Currently, hours between 7 p.m. and 7 a.m., as well as any time worked over the weekend, are classified as “antisocial” and are paid more than normal working hours. New contracts, however, want to strip some of the higher-paid hours away from doctors as part of a government promise to create a “seven-day NHS.” (Antisocial hours would become 10 p.m. to 7 a.m., and 7 a.m. to 7 p.m. on Saturdays.)

The government has offered a 13.5 percent basic pay raise as a result, but the trade union British Medical Association says that the raise is offset by the reduction in higher-paid antisocial hours, especially Saturday pay. As is characteristic of the long standing dispute between the government and the BMA, the government has disputed the BMA’s claim, saying that 75 percent of doctors will take home a pay raise.

The NHS said “military level” contingency planning had been carried out to protect patient safety during the 48-hour strike.

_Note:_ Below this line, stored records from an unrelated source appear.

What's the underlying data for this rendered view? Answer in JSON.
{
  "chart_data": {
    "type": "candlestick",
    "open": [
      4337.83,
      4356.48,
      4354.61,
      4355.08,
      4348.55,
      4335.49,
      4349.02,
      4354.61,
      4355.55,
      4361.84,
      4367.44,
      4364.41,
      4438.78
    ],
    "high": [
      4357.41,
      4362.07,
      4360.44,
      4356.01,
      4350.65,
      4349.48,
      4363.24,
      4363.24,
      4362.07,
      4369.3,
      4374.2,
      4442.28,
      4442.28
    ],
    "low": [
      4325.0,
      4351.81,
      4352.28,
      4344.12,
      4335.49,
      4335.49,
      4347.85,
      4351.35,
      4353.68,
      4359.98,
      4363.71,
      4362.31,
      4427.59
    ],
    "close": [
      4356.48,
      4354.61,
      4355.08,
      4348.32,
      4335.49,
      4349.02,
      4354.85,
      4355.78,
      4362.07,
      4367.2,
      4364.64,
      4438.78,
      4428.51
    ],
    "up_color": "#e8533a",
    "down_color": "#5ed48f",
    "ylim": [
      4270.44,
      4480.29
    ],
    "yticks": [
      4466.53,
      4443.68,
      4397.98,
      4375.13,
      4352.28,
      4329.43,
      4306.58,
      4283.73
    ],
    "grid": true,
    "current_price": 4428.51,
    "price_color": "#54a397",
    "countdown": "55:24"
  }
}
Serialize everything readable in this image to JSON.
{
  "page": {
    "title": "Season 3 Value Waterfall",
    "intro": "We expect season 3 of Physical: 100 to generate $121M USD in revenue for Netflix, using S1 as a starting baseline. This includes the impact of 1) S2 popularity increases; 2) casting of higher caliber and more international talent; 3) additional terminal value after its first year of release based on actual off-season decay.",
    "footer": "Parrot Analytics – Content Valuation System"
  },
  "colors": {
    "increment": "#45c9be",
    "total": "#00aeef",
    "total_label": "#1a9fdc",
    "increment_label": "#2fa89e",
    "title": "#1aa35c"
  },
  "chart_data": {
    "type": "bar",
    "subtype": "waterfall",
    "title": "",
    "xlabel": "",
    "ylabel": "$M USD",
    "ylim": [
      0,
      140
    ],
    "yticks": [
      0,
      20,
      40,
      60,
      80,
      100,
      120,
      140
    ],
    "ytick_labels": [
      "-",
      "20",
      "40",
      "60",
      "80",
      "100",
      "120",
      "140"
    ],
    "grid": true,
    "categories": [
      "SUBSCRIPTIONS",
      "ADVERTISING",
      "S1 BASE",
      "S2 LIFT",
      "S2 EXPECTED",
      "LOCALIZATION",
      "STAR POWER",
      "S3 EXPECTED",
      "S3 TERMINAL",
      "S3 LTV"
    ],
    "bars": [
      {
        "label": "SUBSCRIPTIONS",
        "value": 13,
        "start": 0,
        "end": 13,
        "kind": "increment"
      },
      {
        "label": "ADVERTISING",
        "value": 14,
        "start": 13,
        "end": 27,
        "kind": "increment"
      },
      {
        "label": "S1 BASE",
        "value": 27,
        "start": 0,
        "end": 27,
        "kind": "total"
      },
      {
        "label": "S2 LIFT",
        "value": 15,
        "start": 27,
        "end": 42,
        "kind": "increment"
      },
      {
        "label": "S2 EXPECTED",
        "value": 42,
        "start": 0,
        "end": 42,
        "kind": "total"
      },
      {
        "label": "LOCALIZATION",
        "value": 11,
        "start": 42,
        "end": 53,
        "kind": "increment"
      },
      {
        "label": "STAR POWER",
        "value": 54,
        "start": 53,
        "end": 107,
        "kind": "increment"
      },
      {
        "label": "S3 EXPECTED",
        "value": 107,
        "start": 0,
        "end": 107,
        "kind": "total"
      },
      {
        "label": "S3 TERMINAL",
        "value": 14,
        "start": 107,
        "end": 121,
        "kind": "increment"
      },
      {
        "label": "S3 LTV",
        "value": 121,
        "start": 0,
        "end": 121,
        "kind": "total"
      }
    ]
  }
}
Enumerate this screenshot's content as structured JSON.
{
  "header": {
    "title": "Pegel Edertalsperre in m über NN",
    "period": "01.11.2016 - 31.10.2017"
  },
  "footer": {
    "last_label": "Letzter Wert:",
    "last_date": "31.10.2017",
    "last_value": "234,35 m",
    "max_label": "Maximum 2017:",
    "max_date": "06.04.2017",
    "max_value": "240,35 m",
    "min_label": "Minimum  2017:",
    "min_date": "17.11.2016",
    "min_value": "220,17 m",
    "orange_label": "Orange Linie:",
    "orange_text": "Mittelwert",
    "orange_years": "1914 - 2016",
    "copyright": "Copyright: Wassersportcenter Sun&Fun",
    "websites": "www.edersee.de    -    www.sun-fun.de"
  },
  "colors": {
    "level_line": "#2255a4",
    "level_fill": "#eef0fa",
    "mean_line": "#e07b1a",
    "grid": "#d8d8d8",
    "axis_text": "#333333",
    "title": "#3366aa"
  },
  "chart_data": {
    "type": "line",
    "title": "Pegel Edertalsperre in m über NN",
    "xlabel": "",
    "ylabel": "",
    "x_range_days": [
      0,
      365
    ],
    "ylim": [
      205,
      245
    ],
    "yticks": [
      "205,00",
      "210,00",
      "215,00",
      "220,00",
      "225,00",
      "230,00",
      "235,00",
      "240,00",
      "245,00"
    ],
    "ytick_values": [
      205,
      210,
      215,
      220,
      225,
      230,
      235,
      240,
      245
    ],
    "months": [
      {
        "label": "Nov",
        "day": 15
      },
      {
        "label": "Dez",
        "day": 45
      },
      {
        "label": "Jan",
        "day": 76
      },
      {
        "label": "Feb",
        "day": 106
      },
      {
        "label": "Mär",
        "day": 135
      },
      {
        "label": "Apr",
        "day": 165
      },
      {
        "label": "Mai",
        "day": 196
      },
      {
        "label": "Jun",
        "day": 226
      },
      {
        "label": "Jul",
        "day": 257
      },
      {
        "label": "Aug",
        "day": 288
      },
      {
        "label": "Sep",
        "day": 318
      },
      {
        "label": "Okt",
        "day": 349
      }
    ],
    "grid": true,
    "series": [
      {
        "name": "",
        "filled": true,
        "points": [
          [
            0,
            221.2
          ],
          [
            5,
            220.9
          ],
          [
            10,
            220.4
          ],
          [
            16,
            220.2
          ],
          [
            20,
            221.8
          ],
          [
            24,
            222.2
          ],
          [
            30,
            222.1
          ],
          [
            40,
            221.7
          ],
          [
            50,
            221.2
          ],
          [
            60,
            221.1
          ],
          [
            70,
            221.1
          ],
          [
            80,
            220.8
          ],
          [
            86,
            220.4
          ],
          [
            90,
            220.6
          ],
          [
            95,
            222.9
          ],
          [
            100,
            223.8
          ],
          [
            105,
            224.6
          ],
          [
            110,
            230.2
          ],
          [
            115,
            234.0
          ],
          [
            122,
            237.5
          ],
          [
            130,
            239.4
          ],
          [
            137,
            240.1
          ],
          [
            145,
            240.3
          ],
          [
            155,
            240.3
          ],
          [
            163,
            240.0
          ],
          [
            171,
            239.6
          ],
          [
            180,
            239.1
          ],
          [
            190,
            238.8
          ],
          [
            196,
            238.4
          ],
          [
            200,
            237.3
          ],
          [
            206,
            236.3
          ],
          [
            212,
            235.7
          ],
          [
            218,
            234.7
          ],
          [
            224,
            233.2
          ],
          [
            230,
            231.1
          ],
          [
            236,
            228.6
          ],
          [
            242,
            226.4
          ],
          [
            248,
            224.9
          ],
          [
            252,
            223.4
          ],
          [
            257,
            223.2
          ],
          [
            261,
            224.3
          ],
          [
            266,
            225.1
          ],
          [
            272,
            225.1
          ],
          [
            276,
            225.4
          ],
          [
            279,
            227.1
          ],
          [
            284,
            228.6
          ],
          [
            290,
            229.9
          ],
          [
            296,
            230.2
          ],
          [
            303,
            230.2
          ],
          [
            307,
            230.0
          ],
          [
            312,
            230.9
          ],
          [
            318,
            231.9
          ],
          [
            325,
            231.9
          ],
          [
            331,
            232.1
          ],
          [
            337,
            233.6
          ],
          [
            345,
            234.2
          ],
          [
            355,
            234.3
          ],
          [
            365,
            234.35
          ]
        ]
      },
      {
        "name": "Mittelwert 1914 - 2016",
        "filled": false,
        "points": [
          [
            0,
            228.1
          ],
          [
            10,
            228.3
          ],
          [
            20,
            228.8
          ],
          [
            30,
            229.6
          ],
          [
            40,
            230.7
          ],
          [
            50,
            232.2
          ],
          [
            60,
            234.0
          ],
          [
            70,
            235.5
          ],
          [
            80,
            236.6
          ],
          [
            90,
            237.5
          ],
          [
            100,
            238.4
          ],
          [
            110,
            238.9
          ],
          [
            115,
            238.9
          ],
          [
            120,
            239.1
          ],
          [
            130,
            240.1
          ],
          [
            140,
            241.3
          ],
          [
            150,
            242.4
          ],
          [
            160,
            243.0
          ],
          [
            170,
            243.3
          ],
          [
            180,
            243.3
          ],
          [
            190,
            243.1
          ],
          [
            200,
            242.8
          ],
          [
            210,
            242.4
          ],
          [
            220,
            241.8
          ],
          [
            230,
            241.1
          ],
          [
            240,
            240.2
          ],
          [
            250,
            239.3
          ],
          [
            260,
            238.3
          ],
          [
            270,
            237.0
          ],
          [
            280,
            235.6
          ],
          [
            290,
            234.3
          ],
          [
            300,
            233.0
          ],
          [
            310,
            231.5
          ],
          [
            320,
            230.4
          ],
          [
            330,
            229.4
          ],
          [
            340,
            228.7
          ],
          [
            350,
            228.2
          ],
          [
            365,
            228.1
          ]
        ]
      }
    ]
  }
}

Nearly 13,000 operations and more than 100,000 appointments were cancelled while more senior nurses and doctors were deployed into emergency care.

 

Colombia

Colombia became the fourth South American country last week to legalize same-sex marriage, following a ruling by the country’s constitutional court.

“The judges affirmed by a majority that marriage between people of the same sex does not violate constitutional order,” said presiding Judge Maria Victoria Calle to the court. Colombia’s ruling places them alongside Argentina, Brazil and Uruguay in formally recognizing the right to marry for same-sex couples.

Before last week’s constitutional court decision, former rulings allowed gay couples to formalize their unions before notaries and judges, but marriage remained a long-time legal grey area and appeals were launched against it.

Because congress had failed to pass any legislation formally recognizing same-sex marriage prior to the recent ruling, many officials had refused to register same-sex marriages, prompting protests from gay rights advocates.

Six of the court’s nine judges approved the ruling that “all people are free to choose independently to start a family in keeping with their sexual orientation … receiving equal treatment under the constitution and the law.”

Going forward, state judges, notaries and clerks will be required to ensure that Colombian citizens’ fundamental rights are observed and that they are all granted equal treatment.